What matters now, and it matters great deal, is tracking the damage and doing whatever we can to resist. And for the many who are new to this work, resistance must begin by supporting the resisters already on the ground in states in which the most vulnerable will bear the brunt of our terrible failure. There are vigilante militias in Texas, New Mexico, and Arizona who have spent the last four years praying for this new age. They are armed to the teeth and already emboldened by Trump’s victory. When their man was out of the Oval Office, they planned in step with many other of their allies on the right. We must do the same. Reporters who have been covering the border for years know that this Trump term will be even worse than the last. As one recently wrote, “This time, with Trump and his allies believing that they have a mandate from the American people, it will be much worse.” 

But we should have already known that. Did we need them to tell us? Do we need the feminist organisations smuggling mifepristone past drug dogs, and trans people living in fear and hoarding oestrogen and similar drugs in red states to tell us that our America has suddenly become a terrifying place for them to live?

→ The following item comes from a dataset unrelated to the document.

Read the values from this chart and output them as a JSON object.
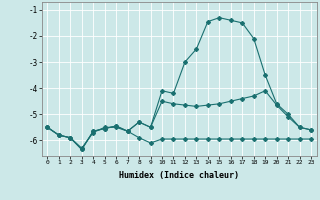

That what they need from us is concrete planning, funding, and emphatic support?

Most of Trump’s policies won’t hurt most Americans. The way most Americans will suffer will be the constant barrage of Trump’s trademark, idiotic ejaculations and indecencies which are distasteful but not actually harmful to them. But Trump’s bromides, which various media outlets cover like bloodhounds, distract from the very real consequences of Trump’s politics and the empowerment of his base, which are altering people's lives in this country on the ground. It is still possible for people to say that the first Trump term wasn’t that bad, that it was unpleasant only because he was odious. That is because the press failed. Unless the press organises itself in such a way that the average American is forced to look at the deterioration of our democracy, and recognise in it conditions much like other countries which are manifestly undemocratic, liberal Americans will sleep through our undoing. 

I believe my friend who attended the Trump rally—I’m sure most of the people there were shockingly agreeable. I assume that most of the people who voted for Trump did not do it because he will embolden the worst actors in our country to strip non-white, non-cis, non-male, non-Christian people of their rights. I’m sure if most of the American electorate (centrists included!) read the previous sentence they would roll their eyes and call it fearmongering, and I must insist that their incredulity does not matter in the least. It is not our job to convince people that their gut-deep respect for an evil, blood-pure thug is symptomatic of some basic ugliness. We already lost the election. Too many Americans either went out to vote for him or stayed home because the election didn’t seem to matter so much. The court of public opinion has been unmasked. Now we must deal with the consequences.